Шон вздернул меня так высоко, что моя голова оторвалась от земли. Футболка еще сильнее сдавила горло.
— «Мнжаль»? — передразнил он высоким голосом, а затем оглянулся на Дункана и Кита. Теперь я мог их видеть — они стояли, прислонившись к проволочной сетке забора. — Слыхали это? Говноед сказал «мнжаль».
Они усмехнулись.
— Не похоже, чтобы ему действительно было жаль, — сказал Кит.
— Не-а. Звучит так, словно это сказал маленький говноед, — добавил Дункан.
Шон наклонился еще ближе. Я чуял табачную вонь у него изо рта.
— Кажется, тебе не очень жаль, говноед.
— Мне… правда… жаль.
— Не-а. Но ничего. Потому что сейчас тебе действительно будет жаль.
Я почувствовал, как мой мочевой пузырь ослаб. Хорошо, что это был жаркий день и я весь пропотел, потому что если бы в моем теле оказалось достаточно жидкости, она бы просто хлынула мне в штаны.
Шон за шкирку поднял меня на ноги. Я скребнул подошвами кроссовок по асфальту, чтобы не задохнуться. А затем он толкнул меня и я ударился спиной о забор. Голова кружилась так, что я чуть не упал, но он держал меня крепко, и я устоял.
Я в отчаянии оглядел площадку, но на ней никого не было, кроме Шона, его банды и их сверкающих велосипедов BMX, небрежно брошенных на землю возле качелей. Велосипед Шона легко было узнать: ярко-красный, с нарисованным черным черепом на боку. Через дорогу от площадки, на парковке у «Спара»,[16] стояла одинокая голубая машина. Ни номеров, ни водителя видно не было. Потом я заметил еще кое-что: чью-то фигуру в парке. Я не мог ее как следует разглядеть, но кажется, это был…
— Ты меня слушаешь, говноед?
Шон еще разок приложил меня о плетеную сетку забора. Я ударился головой о железо, и картинка у меня перед глазами помутнела. Человек в парке исчез. На секунду вообще все исчезло. Перед глазами как будто упали плотные серые шторы. Ноги онемели. Меня засасывала манящая черная пропасть.

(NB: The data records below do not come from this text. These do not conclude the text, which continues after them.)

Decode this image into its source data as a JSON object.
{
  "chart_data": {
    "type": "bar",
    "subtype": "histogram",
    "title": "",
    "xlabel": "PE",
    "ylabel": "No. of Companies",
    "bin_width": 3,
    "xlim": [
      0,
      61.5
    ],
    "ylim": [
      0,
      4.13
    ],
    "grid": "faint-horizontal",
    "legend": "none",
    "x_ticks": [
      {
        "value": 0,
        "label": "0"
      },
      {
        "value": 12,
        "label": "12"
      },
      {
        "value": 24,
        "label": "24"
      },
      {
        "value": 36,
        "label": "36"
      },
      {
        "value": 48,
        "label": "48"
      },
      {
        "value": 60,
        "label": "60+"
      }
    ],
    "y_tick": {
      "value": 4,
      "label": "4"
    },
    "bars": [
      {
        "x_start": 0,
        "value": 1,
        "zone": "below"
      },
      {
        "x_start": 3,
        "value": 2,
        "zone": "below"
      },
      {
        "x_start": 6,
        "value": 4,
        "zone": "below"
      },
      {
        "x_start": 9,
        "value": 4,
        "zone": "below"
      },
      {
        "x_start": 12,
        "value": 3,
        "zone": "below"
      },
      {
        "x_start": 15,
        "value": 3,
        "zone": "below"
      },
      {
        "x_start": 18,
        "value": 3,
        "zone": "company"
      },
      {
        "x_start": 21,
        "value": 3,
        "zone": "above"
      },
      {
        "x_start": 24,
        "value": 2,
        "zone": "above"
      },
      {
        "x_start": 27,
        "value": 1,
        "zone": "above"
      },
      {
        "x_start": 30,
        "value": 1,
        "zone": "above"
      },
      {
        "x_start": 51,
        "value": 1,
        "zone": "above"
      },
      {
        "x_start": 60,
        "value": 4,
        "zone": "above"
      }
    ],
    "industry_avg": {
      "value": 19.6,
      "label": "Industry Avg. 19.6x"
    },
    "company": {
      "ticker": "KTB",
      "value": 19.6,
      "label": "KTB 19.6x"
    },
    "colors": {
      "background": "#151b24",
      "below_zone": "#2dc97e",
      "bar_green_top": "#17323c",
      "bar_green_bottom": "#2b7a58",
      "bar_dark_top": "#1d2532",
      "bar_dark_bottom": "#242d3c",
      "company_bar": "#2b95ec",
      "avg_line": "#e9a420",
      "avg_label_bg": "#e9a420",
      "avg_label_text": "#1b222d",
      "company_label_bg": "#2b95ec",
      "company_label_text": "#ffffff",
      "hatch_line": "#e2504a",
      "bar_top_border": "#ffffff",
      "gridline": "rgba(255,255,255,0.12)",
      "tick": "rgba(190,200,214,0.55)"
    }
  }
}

Я почувствовал сильный удар по одной щеке. Затем — по другой. Моя голова болталась из стороны в сторону. Кожу жгло. А потом шторы отдернулись. Я узрел Шона. Он ухмылялся мне в лицо. Теперь я видел его вполне отчетливо. Густые светлые волосы. Маленький шрам над глазом. Яркие голубые глаза, точно такие же, как у его брата. Вот только эти излучали совсем другой свет. «Мертвый свет», — подумал я. Холодный, жесткий и немного безумный свет.
— Отлично. Теперь ты весь внимание.
Он ударил меня в живот. Из меня разом вышел весь воздух. Я согнулся пополам. Даже кричать не мог. Меня никогда не били по-настоящему до этого момента. Боль была просто огромной, невыносимой. Все мои внутренности как будто охватил огонь.
Шон схватил меня за волосы и поднял мою голову. Мое лицо было залито слезами и соплями.
— О-ой, что, больно, говноед? Вот что, давай договоримся: я больше тебя не трону, если ты сможешь нам доказать, что тебе действительно жаль!
Я попытался кивнуть, пусть это было почти невозможно, ведь Шон так сильно тянул меня за волосы, что их корни прямо-таки вопили от боли.
— Ну что, справишься, как думаешь?
Еще один мучительный кивок.
— Отлично. На колени.
Выбора у меня особого не было — он за волосы дернул меня вниз. Дункан и Кит внезапно подошли ко мне и схватили за руки. Мои колени скреблись о шершавый асфальт детской площадки. Это было больно, но кричать я не осмелился. Слишком страшно. Я неотрывно смотрел на белые кроссовки Шона фирмы «Найк». А затем внезапно услышал этот звук: как ремень выскальзывает из пряжки и расстегивается ширинка. Я сразу же понял, что будет дальше, и меня охватили ужас и паника.
— Нет! — Я попытался вырваться, но Дункан и Кит держали меня очень крепко.
— Покажи, как тебе жаль, говноед. Давай, отсоси мне!
Он откинул назад мою голову. Я понял, что во все глаза пялюсь на его член. Он был огромным, розовым и раздутым. А еще он вонял пóтом и еще чем-то непонятным и кислым. Его окружали спутанные и слипшиеся светлые кудрявые волосы.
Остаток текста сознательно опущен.